だが、二卵性の双子であるため容姿はさほど似ておらず生まれたのが数分違うだけで私は『妹』になった。
似てないとはいえ、同じブロンズの髪を持つ姉の髪は長くそしていつみても艶々しており、毛先を巻きウェーブ状にするのが大好きみたいで……。

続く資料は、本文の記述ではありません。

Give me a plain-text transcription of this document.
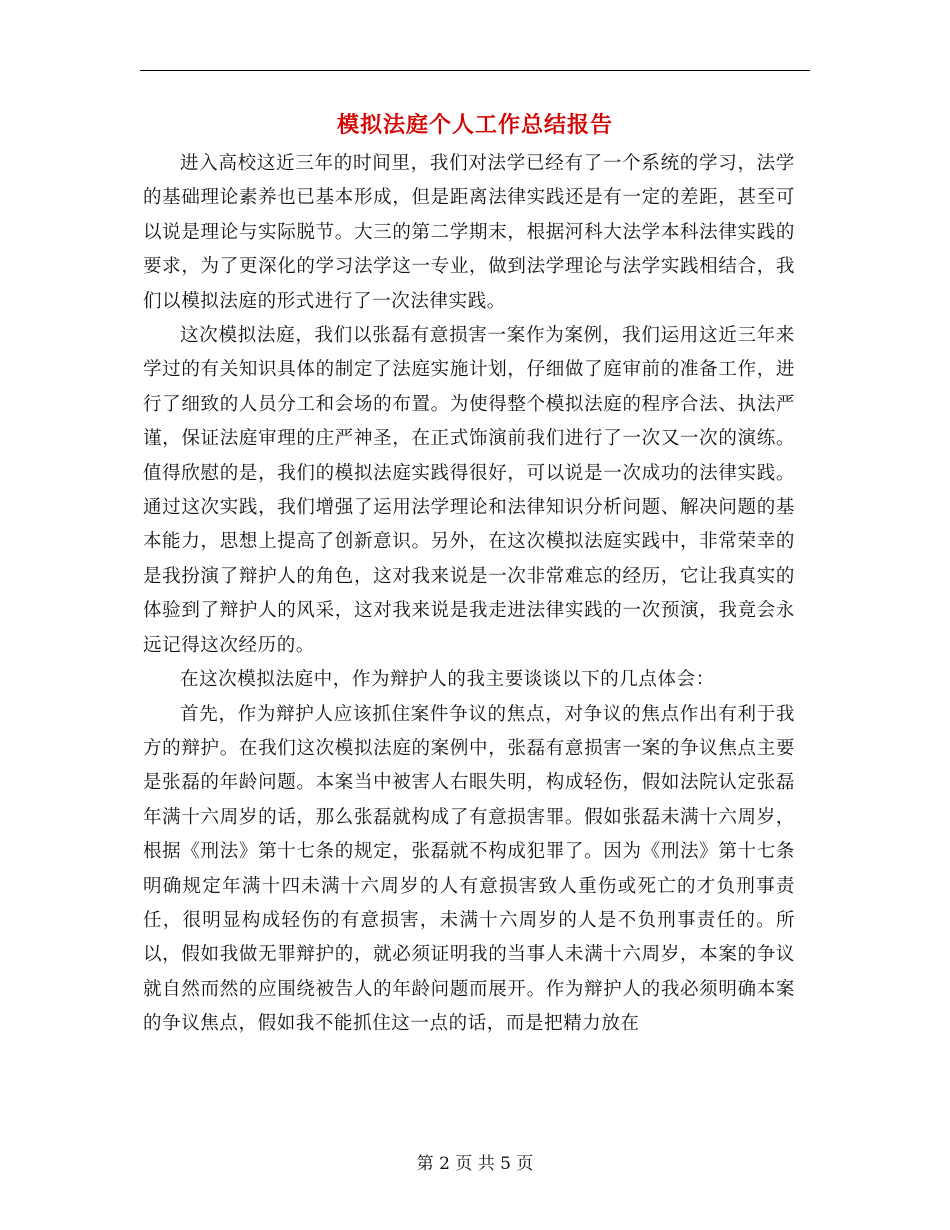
模拟法庭个人工作总结报告

进入高校这近三年的时间里，我们对法学已经有了一个系统的学习，法学的基础理论素养也已基本形成，但是距离法律实践还是有一定的差距，甚至可以说是理论与实际脱节。大三的第二学期末，根据河科大法学本科法律实践的要求，为了更深化的学习法学这一专业，做到法学理论与法学实践相结合，我们以模拟法庭的形式进行了一次法律实践。

这次模拟法庭，我们以张磊有意损害一案作为案例，我们运用这近三年来学过的有关知识具体的制定了法庭实施计划，仔细做了庭审前的准备工作，进行了细致的人员分工和会场的布置。为使得整个模拟法庭的程序合法、执法严谨，保证法庭审理的庄严神圣，在正式饰演前我们进行了一次又一次的演练。值得欣慰的是，我们的模拟法庭实践得很好，可以说是一次成功的法律实践。通过这次实践，我们增强了运用法学理论和法律知识分析问题、解决问题的基本能力，思想上提高了创新意识。另外，在这次模拟法庭实践中，非常荣幸的是我扮演了辩护人的角色，这对我来说是一次非常难忘的经历，它让我真实的体验到了辩护人的风采，这对我来说是我走进法律实践的一次预演，我竟会永远记得这次经历的。

在这次模拟法庭中，作为辩护人的我主要谈谈以下的几点体会：

首先，作为辩护人应该抓住案件争议的焦点，对争议的焦点作出有利于我方的辩护。在我们这次模拟法庭的案例中，张磊有意损害一案的争议焦点主要是张磊的年龄问题。本案当中被害人右眼失明，构成轻伤，假如法院认定张磊年满十六周岁的话，那么张磊就构成了有意损害罪。假如张磊未满十六周岁，根据《刑法》第十七条的规定，张磊就不构成犯罪了。因为《刑法》第十七条明确规定年满十四未满十六周岁的人有意损害致人重伤或死亡的才负刑事责任，很明显构成轻伤的有意损害，未满十六周岁的人是不负刑事责任的。所以，假如我做无罪辩护的，就必须证明我的当事人未满十六周岁，本案的争议就自然而然的应围绕被告人的年龄问题而展开。作为辩护人的我必须明确本案的争议焦点，假如我不能抓住这一点的话，而是把精力放在

第 2 页 共 5 页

問いかける目はエメラルド色をしているが、私はブルーだ。
「そんなとこで何してるのか、って聞いてるんだけど?」
「いや、……別に」
姉に迫られ目を伏し目がちにしつつやり過ごそうとしたが、今日は姉の機嫌が良くないみたいで……。
「ちょっと待ちなさい」
姉は私の行く手を遮るように壁に右手を付き、私を引き留めてくる。
「危ないから、お姉様」
持つお皿がカタカタと音を鳴らし倒れそうになる。
だけどそんなことお構いなしに姉は続けてくる。
「あんた、私が頼んだ事終わったの?」
「えっ……」
「えっ、じゃないわよ!言ったわよね。今日は大切な友人が来るからお茶菓子と紅茶を買って来なさいって。
まさか忘れたの!?」
外向的な姉は父を介して仲良くなった要職達の子を頻繁に家に招いている。
一方で私は内向的であり、友人と呼べる人は一人もいない。
今日はそんな友人が数人来るそうで……。
でもそんな話、私は聞かされておらず、この場で聞いたのが初だ。
「そんなこと、今言われても……」
「はぁ!こうやって聞き耳を立ててるんだから気付きなさいよ!」
私達の争う声は大広間にも届いたようで、数人が部屋を出て様子を伺ってくる。
そんな人に気づいた姉はスッと私から離れ、要職の人達に近づいていき、言葉巧みに納得させ部屋へと戻していく。
終わると振り返り私をジッと睨みつけてくる。
目の前で裏表を見せつけられる様に私は息を呑み、そんな私に近づいて『さっさとしろ!』と告げたあと去っていった。